No one they spoke with had seen or heard of anyone fitting Yizenia’s sketchy description. After a while, Marisela got tired of asking and decided to simply enjoy the sights and sounds. Hearing Spanish spoken all around her, from the shopkeepers to the children to the DJs spinning tunes at the club they strolled by, filled her with a warm comfort that made her, for a minute, long for home.

Unfortunately, Frankie wasn’t so quick to give up the search.

“You see this woman around here?” Frankie asked a guy selling tickets for the upcoming Festival after he made change for a twenty. Frankie gestured for the man to keep half the money, then whipped out the fuzzy picture of Yizenia, the only one the research team could dig up.

The man looked at him as if he’d sprouted a second head.

Marisela dazzled the man with her best smile. “She’s
mi hermana
,” she lied, watching her charm and cleavage do the work as the man looked again at the picture with much more serious consideration.

“We were supposed to meet her here,” Frankie added.

The man shook his head. It wasn’t a very good shot—and didn’t much look like the kind of family photograph you’d shove in a wallet. More like the result of computerized enhancement from a shot taken by a long-distance security camera.

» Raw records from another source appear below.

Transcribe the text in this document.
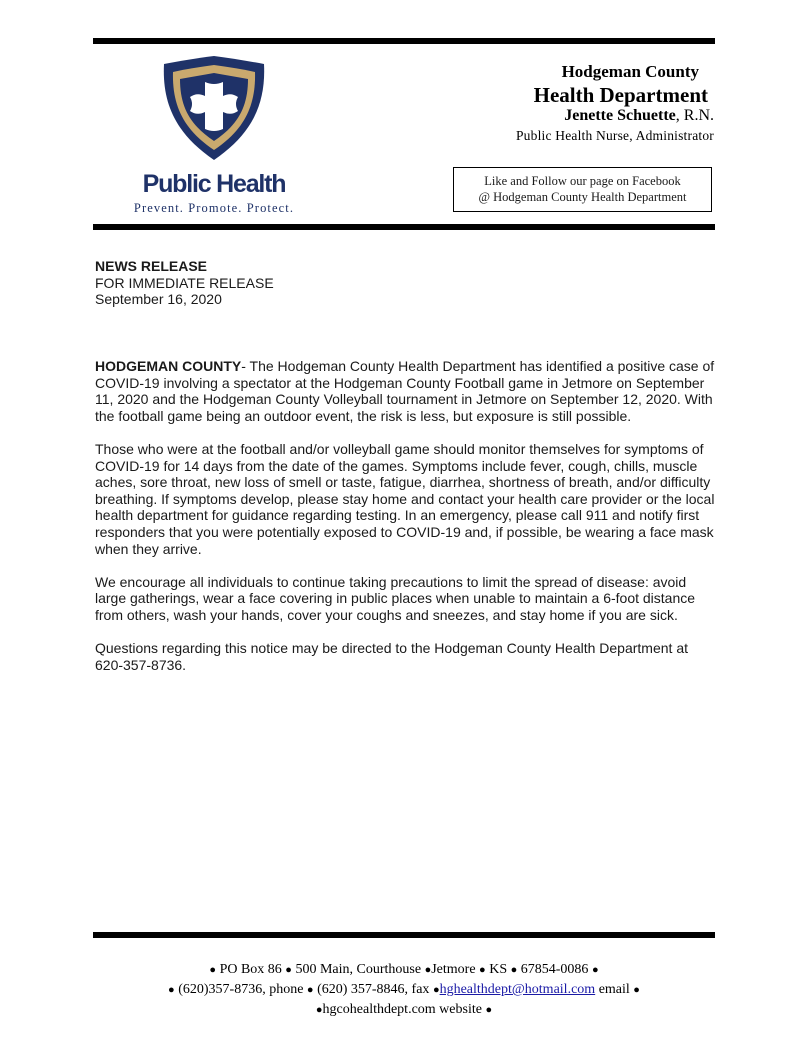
Public Health
Prevent. Promote. Protect.
Hodgeman County
Health Department
Jenette Schuette, R.N.
Public Health Nurse, Administrator
Like and Follow our page on Facebook
@ Hodgeman County Health Department
NEWS RELEASE
FOR IMMEDIATE RELEASE
September 16, 2020

HODGEMAN COUNTY- The Hodgeman County Health Department has identified a positive case of COVID-19 involving a spectator at the Hodgeman County Football game in Jetmore on September 11, 2020 and the Hodgeman County Volleyball tournament in Jetmore on September 12, 2020. With the football game being an outdoor event, the risk is less, but exposure is still possible.

Those who were at the football and/or volleyball game should monitor themselves for symptoms of COVID-19 for 14 days from the date of the games. Symptoms include fever, cough, chills, muscle aches, sore throat, new loss of smell or taste, fatigue, diarrhea, shortness of breath, and/or difficulty breathing. If symptoms develop, please stay home and contact your health care provider or the local health department for guidance regarding testing. In an emergency, please call 911 and notify first responders that you were potentially exposed to COVID-19 and, if possible, be wearing a face mask when they arrive.

We encourage all individuals to continue taking precautions to limit the spread of disease: avoid large gatherings, wear a face covering in public places when unable to maintain a 6-foot distance from others, wash your hands, cover your coughs and sneezes, and stay home if you are sick.

Questions regarding this notice may be directed to the Hodgeman County Health Department at 620-357-8736.

● PO Box 86 ● 500 Main, Courthouse ●Jetmore ● KS ● 67854-0086 ●
● (620)357-8736, phone ● (620) 357-8846, fax ●hghealthdept@hotmail.com email ●
●hgcohealthdept.com website ●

“That was helpful,” Marisela quipped once they’d walked out of earshot.

“Never hurts to try,” Frankie replied, popping the last of his
rellenitos
into his mouth and sucking the remnants of sugar and sour cream off his fingertips.

Marisela forced her eyes forward as they walked back toward their truck. They’d wasted enough time here. Tomorrow’s objective was to find Tracy Manning and they couldn’t do that until they deciphered her location, which meant getting back to Max and charging the damned phone.

“Well, other than finally pushing me over the edge into a size ten,” she said, tugging at her waistband, “tonight was a big fat waste of time.”

“We’ve got the phone. Once we find Tracy Manning, we’ll know if she hired Yizenia Santiago. Seems so
loca
.”

“What?”

“A chick hiring a cold-blooded killer for something that happened so long ago.”

“What’s crazy? That she’s a chick or that she hired a killer?”

“All of it,” Frankie said.

“Doesn’t seem crazy to me at all,” Marisela decided. “If those rich boys did that girl, then they deserve to die.”

Frankie eyed her skeptically. “
Mierda
, Marisela. You’re not going to freak out again and screw the client, are you, just because you don’t think he deserves to live?”

She stopped dead. In all the time that had passed since their last mission together in Puerto Rico, she and Frankie hadn’t really discussed how the case had ended. He’d been too busy fighting for his life and recovering from his wounds.

When she’d first learned that Frankie had opted to stay with Titan after she’d gone off with Brynn to Mexico, she’d been shocked as hell. Frankie had hated Ian before their boss had nearly sacrificed Frankie’s life for a client. At least when he’d been with the
Toros
, his boys cared if he died—at least, they would have to the point of avenging his murder. Ian Blake, on the other hand, had used Frankie’s injury as a bargaining chip—a way to keep Marisela in line.